The Dark Lady— Mysterious World of Shakespeare’s Sonnets

"My mistress' eyes are nothing like the sun;
Coral is far more red than her lips' red."

William Shakespeare (1564 - 1616)

In the whole mysterious world of Shakespeare’s sonnets, the most enigmatic personality to emerge is the Dark Lady raising ever-increasing curiosity among the readers of all times and climes. The few of the sonnets describe the devotion of a person, often identified as Shakespeare himself, to a young man whose beauty and virtue he praises and to a mysterious and faithless Dark Lady with whom the poet is infatuated. Many learned attempts to identify her with this or that feminine personality of the time have met with equally strong counter-claims making confusion worse confounded. 

In several sonnets the poet accuses his patron of deserting him for a rival poet or charges him with stealing the poet’s mistress, the Dark Lady. The ensuing triangular situation, resulting from the attraction of the poet’s friend to the Dark Lady, is treated with passionate intensity and psychological insight. As with identifying the Mr. W. H. of the dedication, attempts to determine the identities of the youth, rival poet, and mistress have been inconclusive. What, however, appears fairly certain from the sonnets is that the lady ‘coloured ill’ was a woman of the courtesan type whose attraction for Shakespeare was purely sensual amounting almost to an infatuation.  

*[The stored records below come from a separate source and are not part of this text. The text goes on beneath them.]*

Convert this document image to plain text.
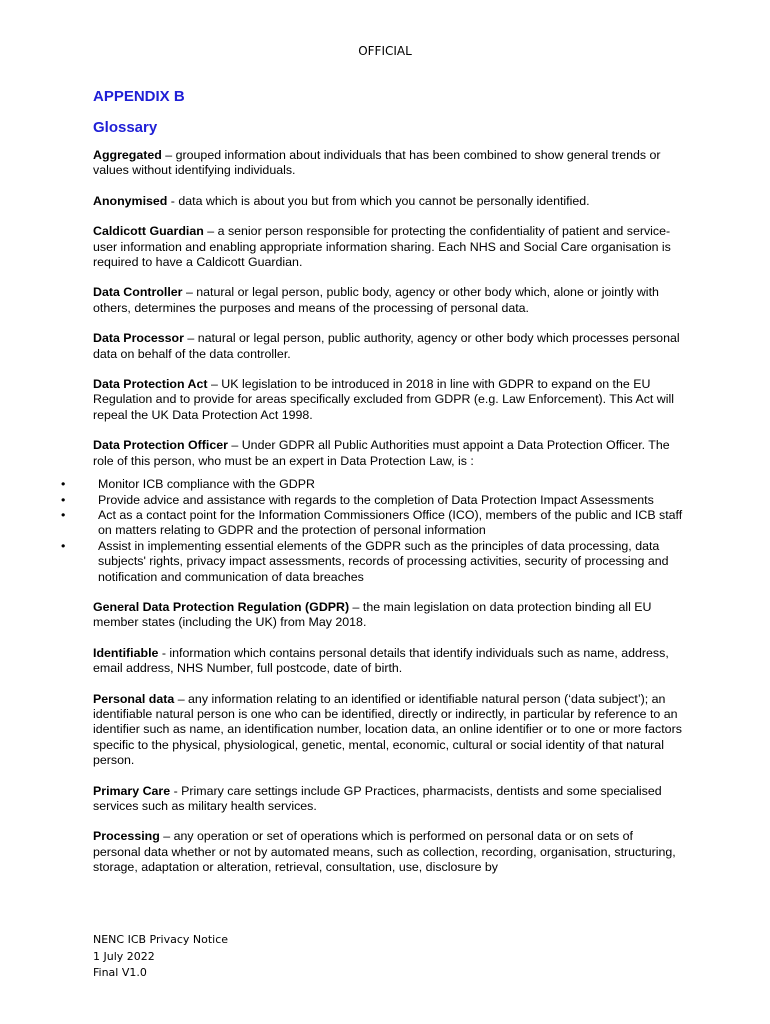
OFFICIAL
APPENDIX B
Glossary

Aggregated – grouped information about individuals that has been combined to show general trends or values without identifying individuals.

Anonymised - data which is about you but from which you cannot be personally identified.

Caldicott Guardian – a senior person responsible for protecting the confidentiality of patient and service-user information and enabling appropriate information sharing. Each NHS and Social Care organisation is required to have a Caldicott Guardian.

Data Controller – natural or legal person, public body, agency or other body which, alone or jointly with others, determines the purposes and means of the processing of personal data.

Data Processor – natural or legal person, public authority, agency or other body which processes personal data on behalf of the data controller.

Data Protection Act – UK legislation to be introduced in 2018 in line with GDPR to expand on the EU Regulation and to provide for areas specifically excluded from GDPR (e.g. Law Enforcement). This Act will repeal the UK Data Protection Act 1998.

Data Protection Officer – Under GDPR all Public Authorities must appoint a Data Protection Officer. The role of this person, who must be an expert in Data Protection Law, is :

• Monitor ICB compliance with the GDPR
• Provide advice and assistance with regards to the completion of Data Protection Impact Assessments
• Act as a contact point for the Information Commissioners Office (ICO), members of the public and ICB staff on matters relating to GDPR and the protection of personal information
• Assist in implementing essential elements of the GDPR such as the principles of data processing, data subjects' rights, privacy impact assessments, records of processing activities, security of processing and notification and communication of data breaches

General Data Protection Regulation (GDPR) – the main legislation on data protection binding all EU member states (including the UK) from May 2018.

Identifiable - information which contains personal details that identify individuals such as name, address, email address, NHS Number, full postcode, date of birth.

Personal data – any information relating to an identified or identifiable natural person (‘data subject’); an identifiable natural person is one who can be identified, directly or indirectly, in particular by reference to an identifier such as name, an identification number, location data, an online identifier or to one or more factors specific to the physical, physiological, genetic, mental, economic, cultural or social identity of that natural person.

Primary Care - Primary care settings include GP Practices, pharmacists, dentists and some specialised services such as military health services.

Processing – any operation or set of operations which is performed on personal data or on sets of personal data whether or not by automated means, such as collection, recording, organisation, structuring, storage, adaptation or alteration, retrieval, consultation, use, disclosure by

NENC ICB Privacy Notice
1 July 2022
Final V1.0
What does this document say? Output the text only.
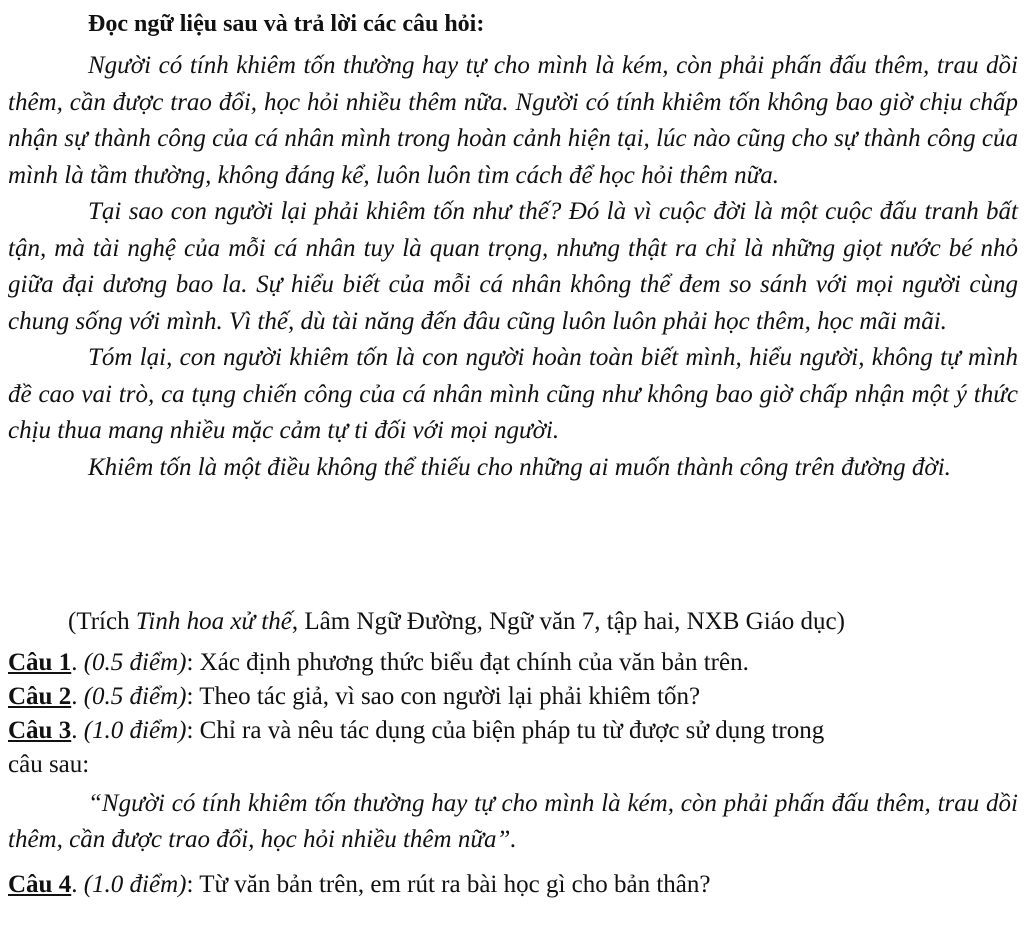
Đọc ngữ liệu sau và trả lời các câu hỏi:

Người có tính khiêm tốn thường hay tự cho mình là kém, còn phải phấn đấu thêm, trau dồi thêm, cần được trao đổi, học hỏi nhiều thêm nữa. Người có tính khiêm tốn không bao giờ chịu chấp nhận sự thành công của cá nhân mình trong hoàn cảnh hiện tại, lúc nào cũng cho sự thành công của mình là tầm thường, không đáng kể, luôn luôn tìm cách để học hỏi thêm nữa.

Tại sao con người lại phải khiêm tốn như thế? Đó là vì cuộc đời là một cuộc đấu tranh bất tận, mà tài nghệ của mỗi cá nhân tuy là quan trọng, nhưng thật ra chỉ là những giọt nước bé nhỏ giữa đại dương bao la. Sự hiểu biết của mỗi cá nhân không thể đem so sánh với mọi người cùng chung sống với mình. Vì thế, dù tài năng đến đâu cũng luôn luôn phải học thêm, học mãi mãi.

Tóm lại, con người khiêm tốn là con người hoàn toàn biết mình, hiểu người, không tự mình đề cao vai trò, ca tụng chiến công của cá nhân mình cũng như không bao giờ chấp nhận một ý thức chịu thua mang nhiều mặc cảm tự ti đối với mọi người.

Khiêm tốn là một điều không thể thiếu cho những ai muốn thành công trên đường đời.

(Trích Tinh hoa xử thế, Lâm Ngữ Đường, Ngữ văn 7, tập hai, NXB Giáo dục)

Câu 1. (0.5 điểm): Xác định phương thức biểu đạt chính của văn bản trên.

Câu 2. (0.5 điểm): Theo tác giả, vì sao con người lại phải khiêm tốn?

Câu 3. (1.0 điểm): Chỉ ra và nêu tác dụng của biện pháp tu từ được sử dụng trong

câu sau:

“Người có tính khiêm tốn thường hay tự cho mình là kém, còn phải phấn đấu thêm, trau dồi thêm, cần được trao đổi, học hỏi nhiều thêm nữa”.

Câu 4. (1.0 điểm): Từ văn bản trên, em rút ra bài học gì cho bản thân?
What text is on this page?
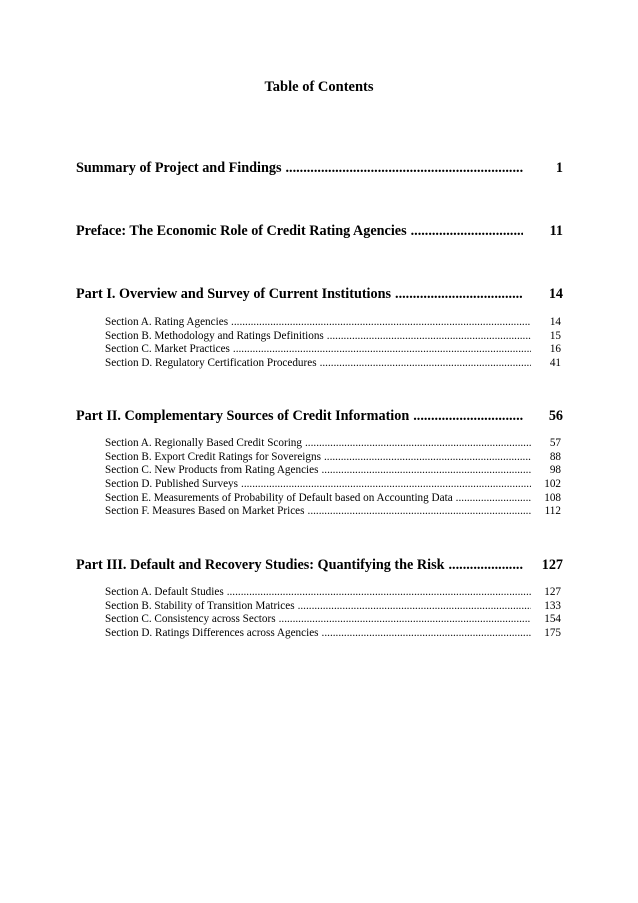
Table of Contents
Summary of Project and Findings .....	1
Preface: The Economic Role of Credit Rating Agencies .....	11
Part I. Overview and Survey of Current Institutions .....	14
Section A. Rating Agencies .....	14
Section B. Methodology and Ratings Definitions .....	15
Section C. Market Practices .....	16
Section D. Regulatory Certification Procedures .....	41
Part II. Complementary Sources of Credit Information .....	56
Section A. Regionally Based Credit Scoring .....	57
Section B. Export Credit Ratings for Sovereigns .....	88
Section C. New Products from Rating Agencies .....	98
Section D. Published Surveys .....	102
Section E. Measurements of Probability of Default based on Accounting Data .....	108
Section F. Measures Based on Market Prices .....	112
Part III. Default and Recovery Studies: Quantifying the Risk .....	127
Section A. Default Studies .....	127
Section B. Stability of Transition Matrices .....	133
Section C. Consistency across Sectors .....	154
Section D. Ratings Differences across Agencies .....	175
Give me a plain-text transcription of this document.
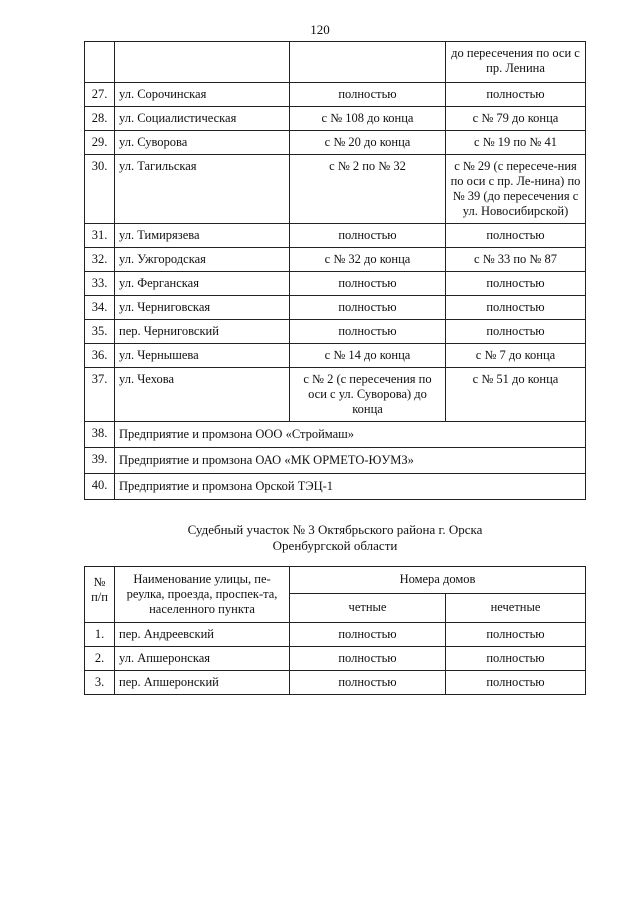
120
			до пересечения по оси с пр. Ленина
27.	ул. Сорочинская	полностью	полностью
28.	ул. Социалистическая	с № 108 до конца	с № 79 до конца
29.	ул. Суворова	с № 20 до конца	с № 19 по № 41
30.	ул. Тагильская	с № 2 по № 32	с № 29 (с пересече-ния по оси с пр. Ле-нина) по № 39 (до пересечения с ул. Новосибирской)
31.	ул. Тимирязева	полностью	полностью
32.	ул. Ужгородская	с № 32 до конца	с № 33 по № 87
33.	ул. Ферганская	полностью	полностью
34.	ул. Черниговская	полностью	полностью
35.	пер. Черниговский	полностью	полностью
36.	ул. Чернышева	с № 14 до конца	с № 7 до конца
37.	ул. Чехова	с № 2 (с пересечения по оси с ул. Суворова) до конца	с № 51 до конца
38.	Предприятие и промзона ООО «Строймаш»		
39.	Предприятие и промзона ОАО «МК ОРМЕТО-ЮУМЗ»		
40.	Предприятие и промзона Орской ТЭЦ-1		
Судебный участок № 3 Октябрьского района г. Орска
Оренбургской области
№ п/п	Наименование улицы, пе-реулка, проезда, проспек-та, населенного пункта	Номера домов	
		четные	нечетные
1.	пер. Андреевский	полностью	полностью
2.	ул. Апшеронская	полностью	полностью
3.	пер. Апшеронский	полностью	полностью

Contemporary letters indicate that Dark Lady had certain common qualities with the mistress of Shakespeare—a ready wit, artistic attainments and a masculine boldness. She was known to Kempe, one of whose books was dedicated to her and a play upon her name has been detected in a sonnet of the second series. In reference, Sonnet 130 is the poet's pragmatic tribute to his uncomely mistress, commonly referred to as the dark lady because of her dun complexion. The Dark Lady, who ultimately betrays the poet, appears in sonnets 127 to 154. Sonnet 130 is clearly a parody of the conventional love sonnet, made popular by Petrarch and, in particular, made popular in England by Sidney's use of the Petrarchan form in his epic poem Astrophel and Stella 

The attempt, however, of Bernard Shaw and his friend Thomas Tyler to identify the Dark Lady with Mary Fitton, maid of honour to Queen Elizabeth, is controverted by available external evidence. The poet’s Dark Lady was a married woman who had broken her bad-vow while Mary Fitton was unmarried. Mary again was not ‘Coloured ill’ but of fair complexion, unless her portrait by Arbury is an artifice of grossest attery. This attempt at identification is far from convincing and, as Boas asserts, is at best an ingenious speculation. Saintsbury very rightly deprecates the efforts to construct out of the sonnets a history of the course of untrue love in Shakespeare’s life and comments aptly that despite these, the Dark Lady remains ever darker. What the sonnets make reasonably clear is that the lady ‘coloured ill’ was once the poet’s mistress who ultimately eloped with or was eloped by, the poet’s patron to whom many of the sonnets were addressed. Some sonnets are saturated with the pains and pangs of this perfidious betrayal and the Dark Lady casts her ravenous shadow over them.